Japanese research group led by Prof. Makoto Tominaga and Dr. Takaaki Sokabe (National Institute for Physiological Sciences: NIPS) found that TRPV4 ion channel in skin keratinocytes is important for formation and maintenance of barrier function to prevent dehydration. Their finding was reported in the Journal of Biological Chemistry.

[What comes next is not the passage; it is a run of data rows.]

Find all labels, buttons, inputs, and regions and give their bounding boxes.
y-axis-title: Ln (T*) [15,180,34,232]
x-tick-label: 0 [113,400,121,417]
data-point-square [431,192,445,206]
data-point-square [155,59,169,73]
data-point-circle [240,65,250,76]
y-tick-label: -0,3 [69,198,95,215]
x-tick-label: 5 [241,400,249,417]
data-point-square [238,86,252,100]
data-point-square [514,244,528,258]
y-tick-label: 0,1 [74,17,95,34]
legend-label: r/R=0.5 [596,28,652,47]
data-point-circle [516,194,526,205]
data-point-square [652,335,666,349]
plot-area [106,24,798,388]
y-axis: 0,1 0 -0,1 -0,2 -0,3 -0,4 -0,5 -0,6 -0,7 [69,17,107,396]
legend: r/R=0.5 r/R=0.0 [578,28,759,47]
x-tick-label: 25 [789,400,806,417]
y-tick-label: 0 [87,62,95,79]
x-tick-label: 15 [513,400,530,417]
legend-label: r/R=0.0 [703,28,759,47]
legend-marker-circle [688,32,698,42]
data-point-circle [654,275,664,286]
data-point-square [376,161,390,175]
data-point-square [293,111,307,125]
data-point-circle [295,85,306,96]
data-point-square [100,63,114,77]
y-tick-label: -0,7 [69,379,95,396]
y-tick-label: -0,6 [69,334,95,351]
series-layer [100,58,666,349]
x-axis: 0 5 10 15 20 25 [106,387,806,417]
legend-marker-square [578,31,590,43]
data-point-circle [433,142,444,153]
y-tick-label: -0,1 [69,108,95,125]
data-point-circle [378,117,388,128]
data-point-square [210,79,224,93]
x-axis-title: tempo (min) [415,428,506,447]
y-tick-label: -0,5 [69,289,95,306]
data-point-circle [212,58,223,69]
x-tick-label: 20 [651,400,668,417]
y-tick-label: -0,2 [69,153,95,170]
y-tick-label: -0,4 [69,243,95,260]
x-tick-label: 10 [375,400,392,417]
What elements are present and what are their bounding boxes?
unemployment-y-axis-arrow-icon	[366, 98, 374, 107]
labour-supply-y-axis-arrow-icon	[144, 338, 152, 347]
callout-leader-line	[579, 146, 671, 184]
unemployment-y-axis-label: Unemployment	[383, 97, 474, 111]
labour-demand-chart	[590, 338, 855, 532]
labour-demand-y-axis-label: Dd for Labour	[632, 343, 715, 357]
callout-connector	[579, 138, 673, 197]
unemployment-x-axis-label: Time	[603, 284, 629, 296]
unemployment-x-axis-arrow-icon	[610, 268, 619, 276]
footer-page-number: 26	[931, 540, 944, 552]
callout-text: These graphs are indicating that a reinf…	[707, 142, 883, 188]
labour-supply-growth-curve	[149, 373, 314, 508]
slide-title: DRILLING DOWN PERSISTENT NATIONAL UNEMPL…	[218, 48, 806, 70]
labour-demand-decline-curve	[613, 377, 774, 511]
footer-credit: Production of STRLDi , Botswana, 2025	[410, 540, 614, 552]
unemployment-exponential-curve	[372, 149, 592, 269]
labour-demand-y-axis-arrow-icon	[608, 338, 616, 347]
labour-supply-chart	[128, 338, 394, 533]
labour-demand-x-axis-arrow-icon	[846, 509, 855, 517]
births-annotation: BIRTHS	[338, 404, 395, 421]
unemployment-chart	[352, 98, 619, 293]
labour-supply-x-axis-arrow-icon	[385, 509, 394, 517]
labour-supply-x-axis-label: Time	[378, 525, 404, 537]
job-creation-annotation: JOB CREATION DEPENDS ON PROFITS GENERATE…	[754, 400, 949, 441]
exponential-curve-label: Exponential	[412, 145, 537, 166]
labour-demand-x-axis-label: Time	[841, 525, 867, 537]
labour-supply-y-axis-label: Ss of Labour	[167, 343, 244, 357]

TRPV4 is one of the temperature-sensitive Ca2+-permeable channels, namely "thermoTRPs". It is expressed in skin, acting as a warm sensor (>27oC) to choose preferred environmental temperatures in mammals. The research group sought the alternative function of TRPV4, since skin keratinocytes express another thermoTRP named TRPV3, which also functions as a warm sensor.
TRPV4 was found to interact with b-catenin, an adaptor protein between actin filaments and E-cadherin in cell-cell junction complex. When TRPV4 was genetically removed from keratinocytes, Ca2+-induced cell-cell junction formation was delayed and immature, resulting in leaky junctions. Consistently, intercellular junction-dependent skin barrier in TRPV4-deficient mice became weak (leaky intercellular pathway) compared to wild-type mice. Interestingly, these phenotypes were TRPV4-specific, but not TRPV3-dependent.
Dr. Sokabe said, "TRPV4 may utilize skin temperature to provide Ca2+ for cell-cell junction complexes to reinforce their tightness. For instance, dried skin in cold seasons or regions could be due to low activity of TRPV4 caused by low skin temperature. Development of chemicals modulating TRPV4 activity would be useful for barrier repair of damaged skin."